Book Review: Command and Control by Eric Schlosser
If you are following our CBRN Operations posts over the last week or so, fear not, more is on the way. In the interim, we wanted to inaugurate a new feature - Book Reviews. We are editing our comprehensive CBRN Annotated Bibliography now, and hope to get it up soon as well, but in the interim, CBRNPro.net will post the occasional book review or excerpt from the bibliography.
I have to say that this book is not nearly as good as some of its more breathless reviews imply. There is no doubt that Schlosser has done his homework, and what he really excels at is telling the stories of a number of major U.S. nuclear weapons incidents and accidents during the Cold War, many for the first time in publication. Where he fails is in attempting to break those stories up into a narrative that encompasses the larger history of the U.S. nuclear weapons program and the Cold War. Here his homework and admitted lack of previous extensive knowledge is a real hinderance He makes several errors, key among them attributing the "revolt of the admirals" to control over nuclear weapons with nary a mention of the Truman administration's attempt at defense and national security reform so eloquently covered by Amy Zegert in Flawed by Design. This is a good book, especially for the uninitiated, but not nearly as thorough as the more solid work of Richard Rhodes. Nor is it all inclusive, as it only covers the U.S. side, for the obvious reason that Schlosser limited his scope to the US where information was freely available on nuclear weapons incidents.
Schlosser's book cannot, and should not be read alone, but deserves to be read along with any number of works covering the U.S. nuclear weapons program (and Cold War history) that provide greater depth and understanding. The book is also about deployed nuclear weapons, not the broader program that built them, which has its own tales of major incidents from Oak Ridge to Idaho Falls. Where this book excels is in its story telling, based on oral history interviews and solid research. Where it fails is breaking those stories up with numerous side jaunts into Cold War history that are severely lacking. As you start to read the narratives of an incident, the reader is drawn in - especially a reader with knowledge of nuclear weapons. Then, suddenly, Schlosser will veer into a digression on Cold War history that will leave that same reader shaking their head. The book is almost episodic, like an old movie serial, with chapters ending in cliff hangers, segueing into boring, inaccurate documentaries, before returning to the main characters and stories. It is a jarring and frustrating style that the knowledgeable reader will find especially troublesome as so many of those side jaunts are hopelessly flawed.

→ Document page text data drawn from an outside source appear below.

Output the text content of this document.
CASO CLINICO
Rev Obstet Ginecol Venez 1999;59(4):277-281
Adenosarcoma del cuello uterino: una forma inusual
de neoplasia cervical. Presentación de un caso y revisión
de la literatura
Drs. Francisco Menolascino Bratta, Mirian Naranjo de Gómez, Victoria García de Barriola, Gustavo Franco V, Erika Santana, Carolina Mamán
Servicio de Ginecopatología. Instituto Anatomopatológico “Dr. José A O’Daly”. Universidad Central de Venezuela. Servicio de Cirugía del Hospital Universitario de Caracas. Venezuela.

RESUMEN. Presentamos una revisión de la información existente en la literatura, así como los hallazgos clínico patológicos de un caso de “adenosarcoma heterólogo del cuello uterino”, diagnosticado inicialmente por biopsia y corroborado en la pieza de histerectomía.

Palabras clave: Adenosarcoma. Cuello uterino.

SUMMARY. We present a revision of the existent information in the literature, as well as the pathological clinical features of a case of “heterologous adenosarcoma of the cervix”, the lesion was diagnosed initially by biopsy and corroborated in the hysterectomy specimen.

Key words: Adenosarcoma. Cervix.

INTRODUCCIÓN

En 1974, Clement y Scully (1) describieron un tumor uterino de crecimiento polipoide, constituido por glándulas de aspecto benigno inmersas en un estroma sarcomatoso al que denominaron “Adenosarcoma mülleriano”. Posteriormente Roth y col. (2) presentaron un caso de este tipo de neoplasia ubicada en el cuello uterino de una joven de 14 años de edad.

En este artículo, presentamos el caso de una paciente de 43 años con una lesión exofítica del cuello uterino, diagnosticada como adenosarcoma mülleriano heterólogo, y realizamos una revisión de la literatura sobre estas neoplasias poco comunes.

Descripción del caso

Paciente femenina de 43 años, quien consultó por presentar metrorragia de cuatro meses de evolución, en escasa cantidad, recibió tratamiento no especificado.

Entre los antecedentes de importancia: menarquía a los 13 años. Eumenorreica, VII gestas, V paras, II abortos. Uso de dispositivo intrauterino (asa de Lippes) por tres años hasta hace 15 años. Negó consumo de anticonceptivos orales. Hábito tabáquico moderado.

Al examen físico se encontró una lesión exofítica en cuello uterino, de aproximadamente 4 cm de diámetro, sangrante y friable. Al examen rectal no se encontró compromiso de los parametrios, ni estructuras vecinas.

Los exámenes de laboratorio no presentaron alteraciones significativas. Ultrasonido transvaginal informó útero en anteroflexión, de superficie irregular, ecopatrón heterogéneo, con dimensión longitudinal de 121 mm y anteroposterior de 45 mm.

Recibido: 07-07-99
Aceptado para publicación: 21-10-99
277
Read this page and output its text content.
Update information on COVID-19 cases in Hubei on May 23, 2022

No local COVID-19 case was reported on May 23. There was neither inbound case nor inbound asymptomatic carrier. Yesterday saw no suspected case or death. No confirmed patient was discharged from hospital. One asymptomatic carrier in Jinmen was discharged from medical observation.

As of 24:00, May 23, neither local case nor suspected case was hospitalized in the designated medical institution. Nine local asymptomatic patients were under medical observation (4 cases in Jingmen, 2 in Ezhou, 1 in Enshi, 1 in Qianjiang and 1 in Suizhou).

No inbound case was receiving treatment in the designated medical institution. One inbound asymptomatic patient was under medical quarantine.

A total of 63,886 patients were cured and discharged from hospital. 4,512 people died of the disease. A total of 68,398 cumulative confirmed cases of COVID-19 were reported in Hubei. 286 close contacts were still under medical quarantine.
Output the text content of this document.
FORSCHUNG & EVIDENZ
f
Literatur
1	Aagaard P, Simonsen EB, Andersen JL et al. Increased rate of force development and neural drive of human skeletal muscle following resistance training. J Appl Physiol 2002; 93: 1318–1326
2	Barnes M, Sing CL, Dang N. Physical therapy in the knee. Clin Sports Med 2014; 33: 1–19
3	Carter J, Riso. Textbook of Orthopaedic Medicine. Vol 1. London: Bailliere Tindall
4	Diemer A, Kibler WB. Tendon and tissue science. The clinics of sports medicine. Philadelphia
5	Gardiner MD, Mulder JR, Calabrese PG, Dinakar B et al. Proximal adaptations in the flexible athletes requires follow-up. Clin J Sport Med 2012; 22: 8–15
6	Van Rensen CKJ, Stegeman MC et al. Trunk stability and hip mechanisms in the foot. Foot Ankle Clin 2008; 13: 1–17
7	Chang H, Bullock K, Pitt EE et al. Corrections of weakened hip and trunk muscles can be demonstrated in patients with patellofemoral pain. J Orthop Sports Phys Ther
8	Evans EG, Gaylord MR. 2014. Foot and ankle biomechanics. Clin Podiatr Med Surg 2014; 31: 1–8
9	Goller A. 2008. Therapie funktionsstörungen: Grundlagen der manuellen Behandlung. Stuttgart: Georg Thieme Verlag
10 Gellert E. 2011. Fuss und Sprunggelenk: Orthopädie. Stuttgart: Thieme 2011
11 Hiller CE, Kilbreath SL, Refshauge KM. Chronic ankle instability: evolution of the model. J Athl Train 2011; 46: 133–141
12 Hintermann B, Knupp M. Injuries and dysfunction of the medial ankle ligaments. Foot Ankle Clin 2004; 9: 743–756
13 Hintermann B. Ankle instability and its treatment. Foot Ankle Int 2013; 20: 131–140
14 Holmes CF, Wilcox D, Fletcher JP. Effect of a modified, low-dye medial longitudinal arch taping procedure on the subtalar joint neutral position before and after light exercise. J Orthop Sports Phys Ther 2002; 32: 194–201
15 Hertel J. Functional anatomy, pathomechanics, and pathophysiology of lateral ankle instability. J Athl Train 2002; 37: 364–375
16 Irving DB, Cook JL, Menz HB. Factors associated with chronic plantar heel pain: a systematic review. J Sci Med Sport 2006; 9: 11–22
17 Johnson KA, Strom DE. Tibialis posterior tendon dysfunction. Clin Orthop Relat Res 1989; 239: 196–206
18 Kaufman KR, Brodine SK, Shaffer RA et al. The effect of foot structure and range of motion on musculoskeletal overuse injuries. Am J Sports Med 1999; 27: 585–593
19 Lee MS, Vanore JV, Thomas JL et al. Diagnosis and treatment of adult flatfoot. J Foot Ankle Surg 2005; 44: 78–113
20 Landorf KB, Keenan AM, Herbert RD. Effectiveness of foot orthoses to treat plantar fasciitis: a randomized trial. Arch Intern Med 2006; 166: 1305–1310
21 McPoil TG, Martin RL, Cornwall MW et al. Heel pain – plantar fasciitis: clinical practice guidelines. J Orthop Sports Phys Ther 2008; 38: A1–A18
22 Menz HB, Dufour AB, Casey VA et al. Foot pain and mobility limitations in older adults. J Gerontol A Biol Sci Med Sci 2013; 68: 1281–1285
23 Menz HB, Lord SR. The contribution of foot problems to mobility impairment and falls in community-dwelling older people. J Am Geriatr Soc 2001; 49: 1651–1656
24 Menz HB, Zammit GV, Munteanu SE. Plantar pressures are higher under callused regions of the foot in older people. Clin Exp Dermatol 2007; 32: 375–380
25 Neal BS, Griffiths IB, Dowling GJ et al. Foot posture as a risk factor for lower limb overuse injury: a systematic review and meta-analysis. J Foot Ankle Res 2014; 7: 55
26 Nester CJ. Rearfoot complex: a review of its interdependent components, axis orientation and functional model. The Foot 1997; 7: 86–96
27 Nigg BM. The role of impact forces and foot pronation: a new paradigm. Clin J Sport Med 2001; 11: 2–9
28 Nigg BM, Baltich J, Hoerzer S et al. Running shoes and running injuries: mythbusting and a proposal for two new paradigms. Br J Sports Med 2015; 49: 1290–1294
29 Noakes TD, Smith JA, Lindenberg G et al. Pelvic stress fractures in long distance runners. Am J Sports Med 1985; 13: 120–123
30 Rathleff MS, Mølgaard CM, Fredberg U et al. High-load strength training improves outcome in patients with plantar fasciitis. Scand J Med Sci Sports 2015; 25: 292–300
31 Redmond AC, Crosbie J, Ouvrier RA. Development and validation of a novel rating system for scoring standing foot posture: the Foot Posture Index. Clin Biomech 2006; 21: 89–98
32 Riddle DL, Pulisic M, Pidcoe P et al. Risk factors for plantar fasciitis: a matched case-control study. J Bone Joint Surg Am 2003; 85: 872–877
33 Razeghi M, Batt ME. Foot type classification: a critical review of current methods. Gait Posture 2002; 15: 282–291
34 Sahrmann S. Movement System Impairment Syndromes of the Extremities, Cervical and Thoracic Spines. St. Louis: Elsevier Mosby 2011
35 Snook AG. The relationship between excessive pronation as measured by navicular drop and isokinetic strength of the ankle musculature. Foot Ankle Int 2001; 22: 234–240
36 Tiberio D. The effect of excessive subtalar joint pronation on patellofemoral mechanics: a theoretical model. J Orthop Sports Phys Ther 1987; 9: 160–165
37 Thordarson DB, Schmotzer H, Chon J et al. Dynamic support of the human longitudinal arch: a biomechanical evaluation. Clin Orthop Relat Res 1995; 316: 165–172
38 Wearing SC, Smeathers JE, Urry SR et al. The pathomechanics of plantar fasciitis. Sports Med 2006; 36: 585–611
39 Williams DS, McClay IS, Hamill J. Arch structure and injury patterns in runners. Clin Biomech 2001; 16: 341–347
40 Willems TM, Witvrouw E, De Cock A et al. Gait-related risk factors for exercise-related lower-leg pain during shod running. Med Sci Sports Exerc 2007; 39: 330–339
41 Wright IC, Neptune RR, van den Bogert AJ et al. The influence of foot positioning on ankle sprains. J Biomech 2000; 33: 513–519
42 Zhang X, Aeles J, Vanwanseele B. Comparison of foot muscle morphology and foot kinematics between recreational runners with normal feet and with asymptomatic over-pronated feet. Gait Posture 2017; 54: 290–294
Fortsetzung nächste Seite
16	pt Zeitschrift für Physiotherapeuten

The original work on the incidents Schlosser covers is outstand, but the format and his lack of depth in areas outside the incident specifics, is troubling. The incident narratives are based on solid research and interviews with surviving participants. It gets those details right, but lacks the nuance and depth of understanding necessary to portray the bigger picture and support the broader narrative. In that it is really two books, one superb, and one not quite ready for prime time. Splitting the difference it is worth the read, but don't take it all as gospel when he branches out more broadly. This book is best read after Rhodes two excellent works on the American and Russian programs, Robert Norris's outstanding work on Leslie Groves, and any of the outstanding Cold War histories on the American and Soviet Nuclear Arms race and arsenals (all of which will be the subject of future reviews). Schlosser never really gets the bigger picture right, so an informed reader might enjoy the strategy of skipping those parts and focusing on the incident specifics, which Schlosser relates in a compelling narrative that could easily stand on its own.